In fact, Career Low → ‘600 million yen’ signing… 56 home runs’ propelled by ‘700 million dollars’ Ohtani, “My mind to enter ML grows bigger.”

“Munetaka Murakami has signed a contract for the 2024 season,” Japan’s Daily Sports and other local media reported on Wednesday (JST), “for the same 600 million yen ($5.4 billion) plus options as this season.”

Murakami caused quite a stir in Nippon Professional Baseball last year. Drafted by Yakult in the first round of the 2017 Nippon Professional Baseball Draft, Murakami appeared in just six games in his rookie season. The following year, however, he played in 143 games, batting .231 with 118 hits, 36 home runs, and an OPS of .813. Murakami’s power was unquestioned at the start of his career, but he had problems with precision, which he made up for the following year.월카지노

Murakami burst onto the scene in 2020 with 130 hits, 28 home runs, a .307 batting average and a 1.012 OPS in 120 games, and he followed that up with a whopping 39 arches in 143 games in 2021 to claim the Central League’s Home Run King title. He had a “breakout” season last year. Murakami had a “career-high” season with 155 hits, 134 RBIs, 114 runs scored, a .318 batting average and a 1.168 OPS in 141 games, and his 56 home runs broke the Japanese single-season home run record.

Although he did not surpass Vladimir Valentin (formerly of Yakult), his record was enough to earn him a spot on the Japanese team for the World Baseball Classic (WBC). Murakami was in fine form at the Tokyo 2020 Olympics, batting .333 with five doubles, one home run and a 1.007 OPS in five games. However, the 56-arched home run king was nowhere to be seen in the WBC. Murakami struggled mightily in the seven games of the WBC, batting just .231.

This poor form carried over into the regular season. Murakami got off to a disastrous start in March and April, batting .157. After signalling a rebound with seven home runs in May, Murakami seemed to come alive with a seven-homer, .312 batting average in July, but then he slumped again and finished the season with 127 hits, 31 home runs, 84 RBIs, 76 runs scored, and a .256 OPS of .875 in 140 games. It wasn’t a bad year, except for the batting average, but it was certainly a disappointment considering the way he blew up the league last year.

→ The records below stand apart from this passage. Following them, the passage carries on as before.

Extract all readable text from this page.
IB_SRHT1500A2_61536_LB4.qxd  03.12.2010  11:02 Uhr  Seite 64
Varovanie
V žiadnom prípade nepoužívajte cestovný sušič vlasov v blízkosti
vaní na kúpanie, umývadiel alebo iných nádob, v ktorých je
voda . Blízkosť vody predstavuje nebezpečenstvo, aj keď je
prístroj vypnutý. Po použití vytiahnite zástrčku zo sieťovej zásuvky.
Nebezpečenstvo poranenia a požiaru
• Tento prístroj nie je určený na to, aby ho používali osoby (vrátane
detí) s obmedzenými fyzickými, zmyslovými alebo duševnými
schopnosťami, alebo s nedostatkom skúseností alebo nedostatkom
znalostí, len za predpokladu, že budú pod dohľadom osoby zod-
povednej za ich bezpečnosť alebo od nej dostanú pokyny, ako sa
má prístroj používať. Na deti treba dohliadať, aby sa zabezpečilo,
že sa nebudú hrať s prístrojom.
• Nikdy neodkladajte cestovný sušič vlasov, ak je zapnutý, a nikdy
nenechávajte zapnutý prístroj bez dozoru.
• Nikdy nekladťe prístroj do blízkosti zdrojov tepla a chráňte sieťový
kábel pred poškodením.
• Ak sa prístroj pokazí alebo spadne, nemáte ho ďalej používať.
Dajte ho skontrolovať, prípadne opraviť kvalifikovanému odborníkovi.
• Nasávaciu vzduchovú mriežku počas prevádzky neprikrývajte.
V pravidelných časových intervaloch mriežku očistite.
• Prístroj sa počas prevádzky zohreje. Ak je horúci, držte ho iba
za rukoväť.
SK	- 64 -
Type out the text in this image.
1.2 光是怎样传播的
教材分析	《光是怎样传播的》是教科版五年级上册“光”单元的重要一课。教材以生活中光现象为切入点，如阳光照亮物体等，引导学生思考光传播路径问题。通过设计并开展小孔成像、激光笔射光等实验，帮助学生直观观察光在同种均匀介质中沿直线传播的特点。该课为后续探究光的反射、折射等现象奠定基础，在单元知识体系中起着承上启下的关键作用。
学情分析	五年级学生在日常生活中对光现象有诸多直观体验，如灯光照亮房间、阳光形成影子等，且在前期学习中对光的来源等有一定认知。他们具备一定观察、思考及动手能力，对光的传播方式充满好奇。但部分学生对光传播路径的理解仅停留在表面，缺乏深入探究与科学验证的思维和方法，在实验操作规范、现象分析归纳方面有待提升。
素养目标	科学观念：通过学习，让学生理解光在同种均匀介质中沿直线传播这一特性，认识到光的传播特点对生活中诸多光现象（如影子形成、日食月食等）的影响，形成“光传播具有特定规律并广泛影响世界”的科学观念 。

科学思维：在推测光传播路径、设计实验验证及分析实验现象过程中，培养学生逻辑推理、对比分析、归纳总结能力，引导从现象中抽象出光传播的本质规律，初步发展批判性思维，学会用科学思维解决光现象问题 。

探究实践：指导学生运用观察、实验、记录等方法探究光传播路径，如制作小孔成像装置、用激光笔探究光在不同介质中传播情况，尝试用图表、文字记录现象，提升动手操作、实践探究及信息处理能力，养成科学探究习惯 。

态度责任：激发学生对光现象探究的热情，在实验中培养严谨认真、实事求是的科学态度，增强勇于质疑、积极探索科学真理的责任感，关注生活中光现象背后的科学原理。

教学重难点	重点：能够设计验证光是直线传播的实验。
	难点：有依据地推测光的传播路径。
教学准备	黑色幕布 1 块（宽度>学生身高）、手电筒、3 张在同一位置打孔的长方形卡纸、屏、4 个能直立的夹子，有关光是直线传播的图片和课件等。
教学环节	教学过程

If 2019, his first full-time season, was a “career-low,” this was his second worst, but Murakami had signed a mega-deal with Yakult prior to the season, a three-year, 1.8 billion yen ($16.2 million) contract for the 2024 season with the same 600 million yen plus options as this year. According to The Daily Sport, Murakami said, “I had a lot of experiences. It only helped me in my baseball life,” he said, adding that “it’s all my responsibility” for the Yakult’s fifth-place finish and failure to reach the postseason this year.

Speaking to reporters after his contract talks, Murakami set a “triple crown” as his goal for next season. Having become the youngest player to win the Triple Crown last year, he is determined to do it again. He said, “This year was a very emotional season. Next year, I want to go for the triple crown again, and if I can do that, it will lead to the team winning the championship,” he said.

Despite his struggles this year, Murakami’s ultimate goal is to reach the major leagues. Murakami could be eligible for the big leagues as early as the end of the 2025 season through the posting system. If he chooses to follow the path of Shohei Ohtani (Los Angeles Dodgers) and sign an international amateur contract instead, he could reach the big leagues after the 2024 season. Yakult has already caught the eye of major league scouts with his 56 home runs last year, so a strong 2024-2025 season could put him on the map. Yakult is open to Murakami’s challenge.

“I’ve experienced the WBC and played in the United States. I felt like I was getting closer and closer. My desire to reach the major leagues is growing. It’s important for me to have a good performance next year.” Furthermore, the fact that Ohtani recently signed a 10-year, $700 million contract with the Dodgers, the largest contract in the history of professional sports worldwide, certainly added to his motivation. “As a fellow baseball player, it’s great,” Murakami said. It makes my goals even higher.”

With his sights set on the major leagues, Murakami will also be working on his defensive game in the offseason by training with Ryosuke Kikuchi (Hiroshima Toyo Carp), one of the best centre fielders in Nippon Professional Baseball. He said, “I am still clumsy in defence. The only way I can learn from players from other clubs is through self-training. I will try to absorb a lot of things,” he said, adding, “Please look forward to next year.”